Before the upcoming Total Player Award 2018, we talked to a Dutch coach Robin van Galen. Throughout the years, he’s been one of the most influential Dutch water polo coaches, with a goal to popularize and develop water polo in the Netherlands. Dive into the interview and see what he has to say!
Can you tell us about yourself? How did you get into water polo and when did you become a coach?
I was born in 1972 and I was playing water polo since the age of six. Before me, my father played in a small club in Rotterdam so I went there too. I liked it a lot and I was a talented player (played 40 international games for the Netherland’s junior team) but at the age of 17, I hurt my shoulder. I needed two operations, and 2 years later my career as a water polo player was over, the doctor advised to quit the sport. Needless to say, it was one of the biggest disappointments of my life.
So, what do you do when you have to quit a beautiful sport like this?
I became a water polo coach and I started coaching juniors in Rotterdam. I liked it a lot and felt I had the talent to train the players in water. I also finished my Economics study at the University in Rotterdam and I became a teacher at a high school which helped me a lot with teaching the kids water polo and becoming a better coach.
After coaching junior teams, I switched to senior teams at the age of 23. I got a lot of experience with several club teams (men and women) and when I was 33, I started coaching the National women team. Three years later, we won the Olympic gold medal in China in 2008. That was the biggest success of my career. After that, I coached club teams again, and from 2013 until now, I am the coach of the Men’s National Team. Our main goal is to qualify for the Olympics.
And we were really close in Trieste in 2016. We played a really good tournament and in the final game against France (8-8) we lost after penalties… But we didn’t quit. Shortly after, we got back on the right track, so we are trying it again in 2020, hoping to qualify for Tokio. If it happens, it will be the biggest success in my career. Especially if you consider where we were in 2013, for example. No team, no ambition, no money, no plan, not a thing. And now? It’s a huge difference.

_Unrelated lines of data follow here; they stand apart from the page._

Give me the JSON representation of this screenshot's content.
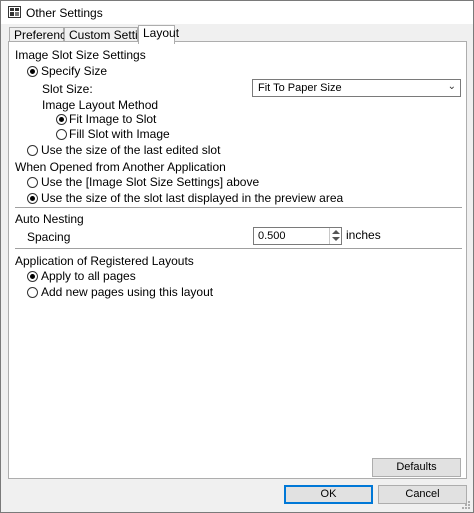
{
  "window": {
    "title": "Other Settings",
    "icon": "app-icon"
  },
  "tabs": [
    {
      "label": "Preferences",
      "active": false
    },
    {
      "label": "Custom Settings",
      "active": false
    },
    {
      "label": "Layout",
      "active": true
    }
  ],
  "image_slot": {
    "heading": "Image Slot Size Settings",
    "specify_size": {
      "label": "Specify Size",
      "checked": true
    },
    "slot_size": {
      "label": "Slot Size:",
      "value": "Fit To Paper Size"
    },
    "layout_method": {
      "label": "Image Layout Method",
      "fit_image": {
        "label": "Fit Image to Slot",
        "checked": true
      },
      "fill_slot": {
        "label": "Fill Slot with Image",
        "checked": false
      }
    },
    "last_edited": {
      "label": "Use the size of the last edited slot",
      "checked": false
    }
  },
  "when_opened": {
    "heading": "When Opened from Another Application",
    "use_above": {
      "label": "Use the [Image Slot Size Settings] above",
      "checked": false
    },
    "use_preview": {
      "label": "Use the size of the slot last displayed in the preview area",
      "checked": true
    }
  },
  "auto_nesting": {
    "heading": "Auto Nesting",
    "spacing_label": "Spacing",
    "spacing_value": "0.500",
    "unit": "inches"
  },
  "registered_layouts": {
    "heading": "Application of Registered Layouts",
    "apply_all": {
      "label": "Apply to all pages",
      "checked": true
    },
    "add_new": {
      "label": "Add new pages using this layout",
      "checked": false
    }
  },
  "buttons": {
    "defaults": "Defaults",
    "ok": "OK",
    "cancel": "Cancel"
  }
}
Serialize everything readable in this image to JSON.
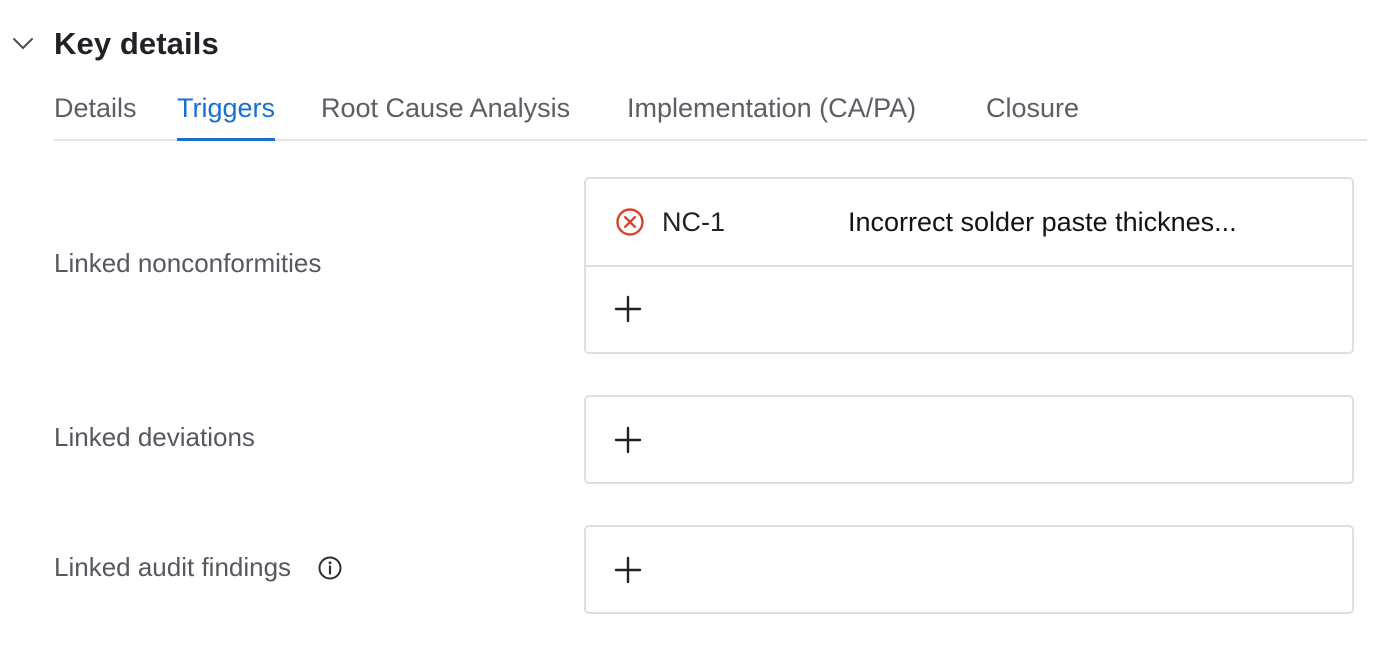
{
  "section": {
    "title": "Key details",
    "toggle_icon": "chevron-down-icon"
  },
  "tabs": [
    {
      "label": "Details",
      "active": false
    },
    {
      "label": "Triggers",
      "active": true
    },
    {
      "label": "Root Cause Analysis",
      "active": false
    },
    {
      "label": "Implementation (CA/PA)",
      "active": false
    },
    {
      "label": "Closure",
      "active": false
    }
  ],
  "fields": {
    "nonconformities": {
      "label": "Linked nonconformities",
      "items": [
        {
          "id": "NC-1",
          "title": "Incorrect solder paste thicknes...",
          "remove_icon": "remove-circle-icon"
        }
      ],
      "add_icon": "plus-icon"
    },
    "deviations": {
      "label": "Linked deviations",
      "add_icon": "plus-icon"
    },
    "audit_findings": {
      "label": "Linked audit findings",
      "info_icon": "info-icon",
      "add_icon": "plus-icon"
    }
  },
  "colors": {
    "accent": "#1b6fd3",
    "remove": "#d9412b",
    "border": "#dcdfe3",
    "text": "#1f2226",
    "muted": "#55595f"
  }
}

Let’s talk about water polo in your country. Tell us more about your leagues, teams, etc.
Water polo in the Netherlands is still at the amateur level. We have the biggest competition in the world with 40.000 people playing, but the main problem is that everybody is playing water polo just for fun and almost nobody considers it a professional sport like countries as Spain, Italy or Croatia do.
Of all players, only 30 are good enough to be selected for the National team. Our clubs do not train enough, so the level of competition is not that high. On top of all, we need better coaches. Of course, we are trying to change that, and we made a few good steps but its a long-term process. It’s notable that clubs had spent some money on foreign coaches and players in the last few years, which is good because it will increase the level of play. But we still have a lot to do because the clubs don’t have the financial help from the government and there are not so many sponsors if you compare water polo to other sports.
We have a lot of different competitions for senior men and women, but also for youth and juniors. On both the regional and country level, we are growing. The kids train four or five times a week in general. This year we started with a water polo Academy for boys of 15, 16, and 17 years.
That means that we have selected the best 20 boys who are moved to Eindhoven to live, study there and train twice a day there with the best coaches we have (Harry van der Meer and Robert Munkacsy), using the best facilities. In the upcoming years, we will select the best five 15-year-old boys to participate in this ambitious project. I have high expectations from this project in the long term. We will see the first results after Tokio. It mostly goes for the seniors, but the juniors should be more or less the same.
If you look at this year’s results, we need bigger goals and more ambition. The 10th place in Barcelona for the senior team is fine, but we would like to be in the top 8 in the future. I know that’s a huge step, but that’s why we work very hard in order to achieve better results in the future. The 12th place in the U19 category in Minsk was a bit disappointing, but on the other hand, the young team played tough games and had good results against stronger teams.
For me, the results are most important, but I always analyze the way we play, the way we lose and how the team progresses. For example, we played Hungary with the senior team in the World league last March and lost 13-1. We played terribly. In Barcelona, we lost to Hungary again, only then with 12-9 and we played pretty well. It’s a big difference. We lost but with a better result the second time.
What can you tell us about coaching? Is there anyone you would choose as a role model?
I am now head coach of the Netherlands but I also try to develop other coaches at the national and club level. It’s good to share a different kind of ideas to make other coaches more complete and learn from each other.
If I could pick one international player, I would take Filipe Perrone because he is a great player, but he is also a leader in and out of the water. Every player, but also every coach, could learn from those kinds of top-class players. I like to watch Spain’s and Barceloneta’s matches. They play fast, strong, technical and tactical, and it’s very entertaining only to study their play.
What do you think about the latest rules changes and suggestions?
If we’re thinking about changing the rules, we have to change them in order to have more goals, to make the game more entertaining, with more speed, to see more individual action and less physical, etc. That’s why I think that Beach Waterpolo has a great future. In training sessions, we sometimes play it. it takes only 10 minutes for the players to tire, but it’s a great exercise and everyone enjoys it.